The answer is deceptively simple, yet incredibly hard work. The answer is hyperlinks. Most people don’t realize how important they are. A search engine, for instance, is really nothing but a very advanced index of hyperlinks and hyperlinked webpages. So to be visible for the someones who do search for you, if they know who you are or what your “product” is – let’s imagine you manage to get that information to them by some other means – you have to build a strong interlinked system of hyperlinks, pointing to your site from related sites, networks, communities, blogs etc., which will make search engines better pick up your site and rate it correctly and appropriately.

You can use special techniques often referred to as Search Engine Optimization (SEO) to optimize your visibility for people who search for you on the web. But your efforts will be most efficient, if 1) your target group know beforehand that you exist or already are looking for what you offer, or 2) you can define precisely or near precisely, who your target group is and what they will search for.

The bottom line is still, however, links, links, links. A well placed link in a good spot will direct the right kind of people to your product or message.

So what is ‘a good spot’? I’ll discuss this in a second.

Concerning the questions about how recipients won’t consider your message or product ’spam’, and how to reach groups you haven’t considered existed, I’d like to flip the questions around a bit. In other words, what will recipients consider spam? And how do you reach people, who haven’t even considered your existence?

To the first, clearly most people consider unsolicited mail spam. Information they seek out themselves, are motivated for and have accepted to receive is not spam. If you want your message out, you have to find a way to reach people where this is the case or seems to be the case. The second point has really the same answer. In order to reach people, who don’t know you exist, you have to create a situation, where they seek you out themselves. So how do you do this?

You find out what the good spots are. Get your hyperlinks to the places where you find people who are potentially interested in your message and won’t consider it irrelevant.
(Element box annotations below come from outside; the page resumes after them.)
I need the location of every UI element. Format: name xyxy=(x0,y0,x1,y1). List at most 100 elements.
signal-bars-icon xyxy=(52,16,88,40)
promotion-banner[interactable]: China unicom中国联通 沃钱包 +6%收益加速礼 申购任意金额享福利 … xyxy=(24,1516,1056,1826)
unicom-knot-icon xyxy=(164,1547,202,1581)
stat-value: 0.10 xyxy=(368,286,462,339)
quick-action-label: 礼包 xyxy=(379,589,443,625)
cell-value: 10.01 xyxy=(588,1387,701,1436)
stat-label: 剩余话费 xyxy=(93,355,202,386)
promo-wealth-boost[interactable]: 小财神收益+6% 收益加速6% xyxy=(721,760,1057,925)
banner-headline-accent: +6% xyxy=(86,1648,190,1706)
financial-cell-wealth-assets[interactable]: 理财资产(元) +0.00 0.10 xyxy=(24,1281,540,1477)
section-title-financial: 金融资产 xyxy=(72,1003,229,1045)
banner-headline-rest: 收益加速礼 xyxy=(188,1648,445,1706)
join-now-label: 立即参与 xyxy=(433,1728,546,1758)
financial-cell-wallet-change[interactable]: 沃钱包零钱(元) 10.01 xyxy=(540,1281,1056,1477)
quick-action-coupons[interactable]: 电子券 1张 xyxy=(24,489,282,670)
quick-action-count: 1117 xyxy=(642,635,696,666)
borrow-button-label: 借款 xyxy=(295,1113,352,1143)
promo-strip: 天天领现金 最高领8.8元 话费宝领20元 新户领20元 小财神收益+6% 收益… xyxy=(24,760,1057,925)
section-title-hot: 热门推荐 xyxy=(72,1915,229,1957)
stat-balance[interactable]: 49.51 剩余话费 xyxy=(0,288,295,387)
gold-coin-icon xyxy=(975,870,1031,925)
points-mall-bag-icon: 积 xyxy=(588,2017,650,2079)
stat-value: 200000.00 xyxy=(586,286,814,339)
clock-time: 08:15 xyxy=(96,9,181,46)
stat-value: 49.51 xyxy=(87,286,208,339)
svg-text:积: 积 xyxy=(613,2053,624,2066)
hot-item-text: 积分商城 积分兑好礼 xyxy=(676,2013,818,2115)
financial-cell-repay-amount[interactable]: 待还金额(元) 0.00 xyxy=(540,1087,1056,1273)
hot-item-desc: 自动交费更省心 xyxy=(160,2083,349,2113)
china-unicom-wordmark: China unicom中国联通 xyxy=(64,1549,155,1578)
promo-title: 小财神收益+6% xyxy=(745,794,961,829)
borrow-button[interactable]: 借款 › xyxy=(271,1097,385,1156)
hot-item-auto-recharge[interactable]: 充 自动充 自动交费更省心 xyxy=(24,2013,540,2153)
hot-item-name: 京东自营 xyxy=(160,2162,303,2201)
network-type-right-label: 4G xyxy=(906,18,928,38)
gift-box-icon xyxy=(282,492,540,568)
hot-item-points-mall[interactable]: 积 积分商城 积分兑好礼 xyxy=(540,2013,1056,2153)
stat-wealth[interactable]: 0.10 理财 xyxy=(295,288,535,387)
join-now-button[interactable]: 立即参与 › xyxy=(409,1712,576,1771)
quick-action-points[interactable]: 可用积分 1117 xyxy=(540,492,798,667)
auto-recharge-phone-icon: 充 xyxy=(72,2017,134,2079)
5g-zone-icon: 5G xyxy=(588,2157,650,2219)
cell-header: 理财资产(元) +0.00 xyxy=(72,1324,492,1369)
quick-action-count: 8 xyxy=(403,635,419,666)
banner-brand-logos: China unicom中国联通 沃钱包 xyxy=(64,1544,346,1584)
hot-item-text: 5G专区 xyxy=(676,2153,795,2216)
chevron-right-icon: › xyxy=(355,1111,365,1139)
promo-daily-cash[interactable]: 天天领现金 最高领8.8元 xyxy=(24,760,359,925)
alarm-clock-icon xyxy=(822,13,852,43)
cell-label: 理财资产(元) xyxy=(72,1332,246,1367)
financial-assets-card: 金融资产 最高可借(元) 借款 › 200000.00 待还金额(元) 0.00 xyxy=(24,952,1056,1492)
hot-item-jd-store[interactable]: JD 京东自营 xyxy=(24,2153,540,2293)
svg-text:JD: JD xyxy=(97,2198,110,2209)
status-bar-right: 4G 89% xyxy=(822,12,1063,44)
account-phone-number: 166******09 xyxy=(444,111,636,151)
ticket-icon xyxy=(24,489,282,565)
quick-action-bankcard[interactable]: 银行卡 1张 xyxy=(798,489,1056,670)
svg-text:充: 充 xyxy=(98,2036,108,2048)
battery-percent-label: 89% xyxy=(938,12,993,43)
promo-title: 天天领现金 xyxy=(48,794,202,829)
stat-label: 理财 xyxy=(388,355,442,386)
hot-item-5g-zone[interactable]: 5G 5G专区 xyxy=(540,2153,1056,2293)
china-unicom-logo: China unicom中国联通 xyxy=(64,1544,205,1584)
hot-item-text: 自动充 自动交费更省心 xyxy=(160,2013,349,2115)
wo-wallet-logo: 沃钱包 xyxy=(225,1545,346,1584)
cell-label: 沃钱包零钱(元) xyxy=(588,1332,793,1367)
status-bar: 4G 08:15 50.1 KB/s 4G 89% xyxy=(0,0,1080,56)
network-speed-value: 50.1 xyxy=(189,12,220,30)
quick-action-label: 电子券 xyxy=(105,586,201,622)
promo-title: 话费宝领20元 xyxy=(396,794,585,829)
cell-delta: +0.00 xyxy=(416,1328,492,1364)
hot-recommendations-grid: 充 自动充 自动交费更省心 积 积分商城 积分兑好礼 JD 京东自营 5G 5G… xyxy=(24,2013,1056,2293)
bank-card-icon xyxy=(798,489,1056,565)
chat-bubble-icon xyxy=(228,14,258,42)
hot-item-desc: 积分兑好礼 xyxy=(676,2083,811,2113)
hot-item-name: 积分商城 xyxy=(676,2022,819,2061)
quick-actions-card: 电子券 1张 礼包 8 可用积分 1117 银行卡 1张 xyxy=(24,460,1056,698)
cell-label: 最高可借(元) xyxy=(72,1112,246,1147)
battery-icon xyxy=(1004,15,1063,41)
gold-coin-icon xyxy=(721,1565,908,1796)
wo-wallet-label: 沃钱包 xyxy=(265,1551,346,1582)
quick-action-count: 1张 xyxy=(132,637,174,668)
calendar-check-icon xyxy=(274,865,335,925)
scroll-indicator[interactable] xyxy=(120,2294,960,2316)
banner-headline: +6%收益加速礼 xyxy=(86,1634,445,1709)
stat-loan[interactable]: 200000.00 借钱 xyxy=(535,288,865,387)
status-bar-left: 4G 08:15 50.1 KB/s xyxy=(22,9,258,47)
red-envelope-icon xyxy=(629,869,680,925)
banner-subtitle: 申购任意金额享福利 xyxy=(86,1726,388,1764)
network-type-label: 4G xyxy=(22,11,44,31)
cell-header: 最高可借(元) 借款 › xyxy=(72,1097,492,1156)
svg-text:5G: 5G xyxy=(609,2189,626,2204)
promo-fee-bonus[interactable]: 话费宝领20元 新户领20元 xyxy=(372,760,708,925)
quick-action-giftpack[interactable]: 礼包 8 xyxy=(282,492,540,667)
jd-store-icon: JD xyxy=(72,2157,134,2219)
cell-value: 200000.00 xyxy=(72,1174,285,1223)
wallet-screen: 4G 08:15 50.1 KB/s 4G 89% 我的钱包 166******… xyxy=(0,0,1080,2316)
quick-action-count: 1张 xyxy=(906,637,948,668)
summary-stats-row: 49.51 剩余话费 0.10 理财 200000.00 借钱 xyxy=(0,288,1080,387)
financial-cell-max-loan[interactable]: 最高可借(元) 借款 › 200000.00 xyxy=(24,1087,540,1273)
At first, this may seem like an impossible task, especially considering the enormous growth of the web. But if one reconsiders, there’s good reason to praise this further atomization of the internet. The growth of the number of sites in the world also means, that there’s a much greater variety and finer segmenting of target groups. If you can define them right and precisely enough, that is. Segments can be anything on the web which has an audience or some point of communication. They can be website communities, but need not be. They need even not be on the web – they could also be mailing lists, intranets or darknets, i.e. closed p2p networks. A segment can be as small as the group of friends around a Facebook profile, or as large as Barack Obamas following on Twitter.

To describe and predict segments like these are exceedingly and increasingly difficult to do from any central point of view (although any SEO will certainly try). This is why we need to utilize local forces and filters (by means of “peer production”), which will help decide for us, what kind of segments will find what pieces of information. Local peers have what we don’t : the expertise in knowing their communities and segments much more precisely than we do. Connecting with these mediators is how we find ‘the good spots’.

In a way, this is what is already happening now all over the internet. An atomization followed by more precise forms of segmenting and reaching audiences and markets. There are a lot of affiliate programs and products such as Google AdWords/AdSense which help mediators make these connections. But in Kaplak we don’t see really efficient solutions which helps the producers on the very slim end of the long tail, because these customers are not really the concern of most market players operating on the web.

What we propose at Kaplak is (among other things) to introduce a capital bonus (i.e. kaplak) to those peers who successfully connect a niche product with a niche market. This, supported by other tools, will help speed up the connecting of products with their markets in online niche contexts and generate larger margins for our customers – as well as for the mediators.